Course Description
This online course has been created for the SITC PATHdata Project, an effort aiming to harmonize pathologic response assessment for standardized data collection and reporting for patients treated with neoadjuvant therapy. The modules provide an overview of the current tumor scoring methods, the benefits of having a universal scoring system across tumor types and disease states, and describe how to score pathologic response using a pan-tumor approach. There is a specific focus on recognizing the histologic features found in the regression bed of the tumor and on performing the final calculation of the % residual viable tumor.
Module 1 - Introduction and Background
The first course serves as an introduction to the PATHdata project by providing a rationale for a pan-tumor scoring system for assessing % residual viable tumor (%RVT) after neoadjuvant therapy. The module includes an overview of the development of the pan-tumor scoring system and provides the framework for assessing %RVT in the primary tumor, lymph node, and in on-treatment biopsies, the latter of which has particular relevance in the context of metastatic disease. Lastly, the module reviews the evidence which demonstrates that pathologic response is associated with patient survival.

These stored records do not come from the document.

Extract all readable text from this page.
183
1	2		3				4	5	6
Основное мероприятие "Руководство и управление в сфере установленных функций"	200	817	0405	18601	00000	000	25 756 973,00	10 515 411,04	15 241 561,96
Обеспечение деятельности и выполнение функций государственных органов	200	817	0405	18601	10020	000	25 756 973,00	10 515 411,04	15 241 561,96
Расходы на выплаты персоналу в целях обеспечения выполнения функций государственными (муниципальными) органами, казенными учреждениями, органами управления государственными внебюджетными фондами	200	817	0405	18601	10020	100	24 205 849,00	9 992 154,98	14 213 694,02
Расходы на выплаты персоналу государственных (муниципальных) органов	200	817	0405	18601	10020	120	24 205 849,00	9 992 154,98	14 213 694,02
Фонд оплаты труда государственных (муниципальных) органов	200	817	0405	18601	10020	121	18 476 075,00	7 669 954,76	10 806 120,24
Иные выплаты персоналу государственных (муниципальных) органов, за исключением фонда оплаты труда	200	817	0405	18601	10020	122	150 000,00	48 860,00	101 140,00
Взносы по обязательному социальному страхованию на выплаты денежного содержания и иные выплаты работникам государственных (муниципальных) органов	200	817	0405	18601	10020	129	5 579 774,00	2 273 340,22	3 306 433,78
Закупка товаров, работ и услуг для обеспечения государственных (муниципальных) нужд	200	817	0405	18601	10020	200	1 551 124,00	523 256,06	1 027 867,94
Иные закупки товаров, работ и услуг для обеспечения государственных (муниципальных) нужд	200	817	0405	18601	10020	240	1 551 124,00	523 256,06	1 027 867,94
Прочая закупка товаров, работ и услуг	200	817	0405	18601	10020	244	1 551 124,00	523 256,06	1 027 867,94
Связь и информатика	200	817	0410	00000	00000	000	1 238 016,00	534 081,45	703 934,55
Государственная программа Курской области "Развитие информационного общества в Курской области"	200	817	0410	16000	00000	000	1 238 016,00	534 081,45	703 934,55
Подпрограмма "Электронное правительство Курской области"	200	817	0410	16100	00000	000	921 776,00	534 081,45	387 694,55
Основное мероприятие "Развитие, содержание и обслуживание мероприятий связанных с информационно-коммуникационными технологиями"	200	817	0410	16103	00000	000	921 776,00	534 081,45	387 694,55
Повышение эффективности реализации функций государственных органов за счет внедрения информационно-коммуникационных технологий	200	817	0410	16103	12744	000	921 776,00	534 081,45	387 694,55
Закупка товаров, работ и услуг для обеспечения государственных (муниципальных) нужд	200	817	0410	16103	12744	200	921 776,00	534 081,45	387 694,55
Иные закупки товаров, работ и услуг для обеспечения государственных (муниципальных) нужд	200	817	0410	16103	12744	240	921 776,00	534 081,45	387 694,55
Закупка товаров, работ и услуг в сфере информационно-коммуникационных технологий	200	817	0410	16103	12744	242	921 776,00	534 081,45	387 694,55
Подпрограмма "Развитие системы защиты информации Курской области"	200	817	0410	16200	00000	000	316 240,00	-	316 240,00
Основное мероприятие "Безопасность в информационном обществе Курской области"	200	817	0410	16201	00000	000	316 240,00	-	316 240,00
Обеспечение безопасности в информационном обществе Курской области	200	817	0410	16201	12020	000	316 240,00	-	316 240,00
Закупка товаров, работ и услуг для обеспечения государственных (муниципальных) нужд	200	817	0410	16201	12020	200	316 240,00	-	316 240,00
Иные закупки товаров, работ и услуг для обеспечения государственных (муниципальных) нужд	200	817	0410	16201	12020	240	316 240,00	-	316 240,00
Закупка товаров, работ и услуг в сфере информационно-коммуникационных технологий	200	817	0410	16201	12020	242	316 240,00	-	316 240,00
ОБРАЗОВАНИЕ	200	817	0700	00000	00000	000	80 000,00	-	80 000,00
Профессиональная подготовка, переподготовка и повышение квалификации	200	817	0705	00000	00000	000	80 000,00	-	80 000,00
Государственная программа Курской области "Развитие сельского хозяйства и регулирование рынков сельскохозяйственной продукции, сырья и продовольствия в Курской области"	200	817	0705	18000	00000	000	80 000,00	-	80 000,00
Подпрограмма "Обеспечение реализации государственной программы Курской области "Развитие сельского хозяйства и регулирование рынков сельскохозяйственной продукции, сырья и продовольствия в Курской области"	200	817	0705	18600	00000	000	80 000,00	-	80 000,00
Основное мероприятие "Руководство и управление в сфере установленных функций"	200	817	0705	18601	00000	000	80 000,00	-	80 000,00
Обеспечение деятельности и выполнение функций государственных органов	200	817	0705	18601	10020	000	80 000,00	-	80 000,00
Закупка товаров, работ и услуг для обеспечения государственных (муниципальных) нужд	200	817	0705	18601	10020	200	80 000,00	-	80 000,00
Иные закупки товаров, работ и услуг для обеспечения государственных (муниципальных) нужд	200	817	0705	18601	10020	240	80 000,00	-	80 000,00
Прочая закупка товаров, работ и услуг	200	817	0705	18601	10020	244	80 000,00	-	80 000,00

Module 2 - Scoring Tutorial
The second course serves as a guide for recognizing the features of residual viable tumor, necrosis, and regression, and provides examples of how these components are combined to calculate %RVT.
A link is also provided for a digital repository of additional examples of slide scans with annotated regions of tumor, necrosis, and regression: https://digital.pathology.johnshopkins.edu/imageSets/8851
Module 3 - Grossing Video
The third module shows how a sample specimen from a patient treated with neoadjuvant therapy should be processed in the pathology lab.
Target Audience
This activity is intended for pathologists, oncologists, surgeons, laboratory personnel, clinical trialists, and other interested parties who are engaged in routine clinical care and/or clinical trials which involve patients treated with neoadjuvant therapy.
Learning Objectives
At the conclusion of this activity, the participant should be able to:
- Identify the current variations of tumor scoring as well as the challenges of having multiple scoring methods.
- Describe the concept of a universal, pan-tumor scoring system, as well as the benefits of having one system.
- Describe various characteristics of features seen in a regression bed.
- Explain how to assess the % residual viable tumor (%RVT).
Faculty
Janis Taube, MD, MSc
Director, Division of Dermatopathology
Professor of Dermatology
Johns Hopkins Hospital
Hardware and Software Requirements
SITC online courses require a modern web browser (Internet Explorer 7+, Mozilla Firefox, Apple Safari, Google Chrome) and the ability to listen to audio with the content.
Disclosure of Unlabeled Use
This educational activity may contain discussion of published and/or investigational uses of agents that are not indicated by the FDA. The planners of this activity do not recommend the use of any agent outside of the labeled indications. The opinions expressed in the educational activity are those of the faculty and do not necessarily represent the views of the planners. Please refer to the official prescribing information for each product for discussion of approved indications, contraindications, and warnings.
Disclaimer
Participants have an implied responsibility to use the newly acquired information to enhance patient outcomes and their own professional development. The information presented in this activity is not meant to serve as a guideline for patient management. Any procedures, medications, or other courses of diagnosis or treatment discussed or suggested in this activity should not be used by clinicians without evaluation of their patient’s conditions and possible contraindications and/or dangers in use, review of any applicable manufacturer’s product information, and comparison with recommendations of other authorities.